Melokuhle is a wheelchair user in his early 40s. He is employed as an administrator in a private company and has been able to continue working remotely from home.

“We seem to come last when it comes to making decisions that will impact us as well”, he says. Melokuhle explains that during the first week of the lockdown, he had a problem with his wheelchair tire and was unable to get it fixed because this service was deemed as non essential. “You don’t keep spare tires of a wheelchair in your house. I was forced to go to a place to pump my wheel every 2 days to make sure my wheelchair wouldn’t stop working all”, he said. This went on for 4 weeks until he managed to get it repaired. 

Before the lock down, Melokuhle took his car to the repair shop as it had broken down. It still wasn’t fully fixed but since transportation in his town is not accessible for those who use wheelchair, he is in need of his car to carry out daily tasks, such as grocery shopping or going to an ATM. However, he was told that as he is not an essential worker that needs his car, he would have to wait. “My wheelchair and car are essential to me, I cannot live without them. This is my freedom”, he says.

Melokuhle struggles to get a response from the government for instance in regards to his car. In the end, he asked to get his car back, even if it wasn’t completely fixed and despite the discouragement of the mechanic: “I have to risk it. I could have been fined for doing this but I can’t afford to hire a car or find an alternative”.

On the other hand, public transport is not accessible for wheelchair users in the region. In the case of Melokuhle, the nearest bus stop from his home is 3 kilometers away. Minibus taxis are not accessible either as there is no specific place to put the wheelchair and he relies on other people to use this service (to lift him, hold his chair, etc). 

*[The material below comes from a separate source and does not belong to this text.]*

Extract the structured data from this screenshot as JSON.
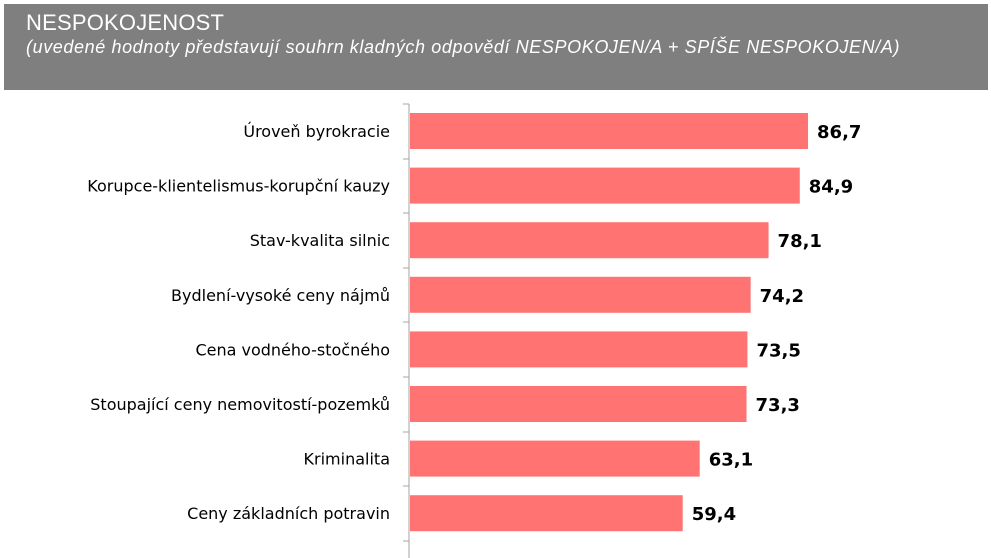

Melokuhle also shares the story of a friend whose washing machine broke and he’s unable to wash his clothes by hand due to a physical disability. However, machines are not sold at the moment because they aren’t considered essential. “What do you do when you don’t have alternatives? One size does not fit for all. There should be exceptions”, he says.

This situation made Melokuhle question the lack of guidelines or strategies for persons with disabilities. “Rules are being made without taking into consideration the perspective of persons with disabilities. This makes societies unequal and unfair”, he says. 

“I feel very lonely as family members cannot visit me. I live in isolation. I have tried to get in touch with DPOs but very difficult to get hold of them. I needed an advisor, it seems there is no one around.”, he says. Melokuhle’s biggest concern is that decisions are being taken at all levels without including the perspective of persons with disabilities, he wishes DPOs and persons with disabilities were more involved and given a seat at the table. “If it doesn’t work for persons with disabilities, it simply doesn’t work”, he says firmly.